I decided to quit everything altogether because I’m a man who either goes all in or not at all. I can’t say, “Okay, I’ll have a cigarette but no porn or masturbation.” Nope. Right after a cigarette, I’ll order pizza and masturbate to porn while waiting for the pizza.


So, my non-negotiables:

  • Wake up at 6 AM
  • Stick to a diet
  • Lift weights
  • Read at least 10 pages
  • Sleep at 10 PM
  • No weed, no cigarettes, no porn, no masturbation, no junk food, no gaming—none


For the first two days, in order to build some momentum, I deliberately overdid gaming. I smoked my last cigarette at 11 PM, then forced myself to stay awake until 10 AM by playing games or doom scrolling all night so I could wake up in the evening, knowing I hadn’t smoked for about 20 hours. I did it once, then again, and now it’s been 48 hours—I can’t go back. I didn’t go back.


After the third day, I fixed my sleep schedule and stopped gaming.


Now I’m around day six, and something weird is happening.


First of all, the withdrawal from porn and masturbation is so strong that I don’t even crave junk food or cigarettes.

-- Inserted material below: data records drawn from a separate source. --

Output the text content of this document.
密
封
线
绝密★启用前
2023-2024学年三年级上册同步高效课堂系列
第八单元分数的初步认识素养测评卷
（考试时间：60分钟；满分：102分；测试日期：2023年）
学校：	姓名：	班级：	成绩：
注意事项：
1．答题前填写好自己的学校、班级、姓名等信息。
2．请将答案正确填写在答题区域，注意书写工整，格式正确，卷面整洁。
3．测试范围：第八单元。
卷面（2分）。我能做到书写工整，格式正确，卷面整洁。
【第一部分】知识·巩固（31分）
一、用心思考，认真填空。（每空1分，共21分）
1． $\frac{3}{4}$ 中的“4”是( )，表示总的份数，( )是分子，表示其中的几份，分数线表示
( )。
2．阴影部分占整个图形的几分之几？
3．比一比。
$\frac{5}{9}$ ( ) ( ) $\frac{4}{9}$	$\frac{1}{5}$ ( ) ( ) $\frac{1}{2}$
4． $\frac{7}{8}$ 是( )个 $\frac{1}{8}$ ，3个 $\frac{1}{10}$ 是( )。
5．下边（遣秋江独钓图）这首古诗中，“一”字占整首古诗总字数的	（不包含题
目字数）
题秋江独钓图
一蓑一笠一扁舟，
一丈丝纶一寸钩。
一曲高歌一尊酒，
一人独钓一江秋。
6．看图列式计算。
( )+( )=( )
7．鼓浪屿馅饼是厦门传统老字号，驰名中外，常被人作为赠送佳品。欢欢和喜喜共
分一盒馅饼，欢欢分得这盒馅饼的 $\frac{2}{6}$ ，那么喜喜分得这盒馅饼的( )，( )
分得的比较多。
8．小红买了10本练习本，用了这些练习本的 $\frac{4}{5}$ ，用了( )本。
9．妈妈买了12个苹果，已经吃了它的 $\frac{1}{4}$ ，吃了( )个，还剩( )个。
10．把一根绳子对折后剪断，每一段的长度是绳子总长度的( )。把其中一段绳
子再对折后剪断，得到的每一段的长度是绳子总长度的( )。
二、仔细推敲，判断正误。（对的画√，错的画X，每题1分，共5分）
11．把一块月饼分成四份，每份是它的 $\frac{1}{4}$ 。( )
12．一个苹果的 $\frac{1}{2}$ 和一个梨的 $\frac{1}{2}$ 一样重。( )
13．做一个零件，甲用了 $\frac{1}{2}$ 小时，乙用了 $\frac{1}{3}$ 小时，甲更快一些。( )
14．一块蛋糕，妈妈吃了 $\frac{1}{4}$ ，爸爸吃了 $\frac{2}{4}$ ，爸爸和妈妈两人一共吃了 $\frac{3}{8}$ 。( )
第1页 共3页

Or maybe it’s cumulative withdrawal hitting me, but still—I don’t crave junk food or cigarettes.


But my libido is through the roof.
 It's either nofap works or I been abusing and numbing myself for so long, I got this incredible energy.

I wake up with a raging boner. I have dreams about everyone—literally everyone—but I try to stop myself as soon as I recognize it, since I believe it’s kind of like porn. I’m so horny that I feel like I could have sex with everyone in my department and even people in the next building. Furiously impregnate them all! Over time I’ve developed this strange attraction to pantyhose—if anyone is wearing them, god help me.


I can’t stop myself from staring at women. Especially the coworkers man, previously I didn’t even notice them existing, but now, I’m in love with their never-squatted-but-jiggly-ass, not my coworkers but for other women I even want them to notice that I’m looking at their fat ass, tits, never breaking eye contact, smiling at them. But I don’t try to approach them or call my ex or my former fuckbuddies, because from past experience, I know what happens: I call a fuckbuddy, she comes over, we have sex, and then I slip—masturbate, order pizza, smoke, scroll endlessly, and then can’t sleep, so I smoke weed.


So, I need to ignore the urge to approach or have sex for a while—maybe 30 days or so. I believe it will help me detach the link between porn and real women.


Man, lust is hard to beat, I guess. Any comments are appreciated. Thanks.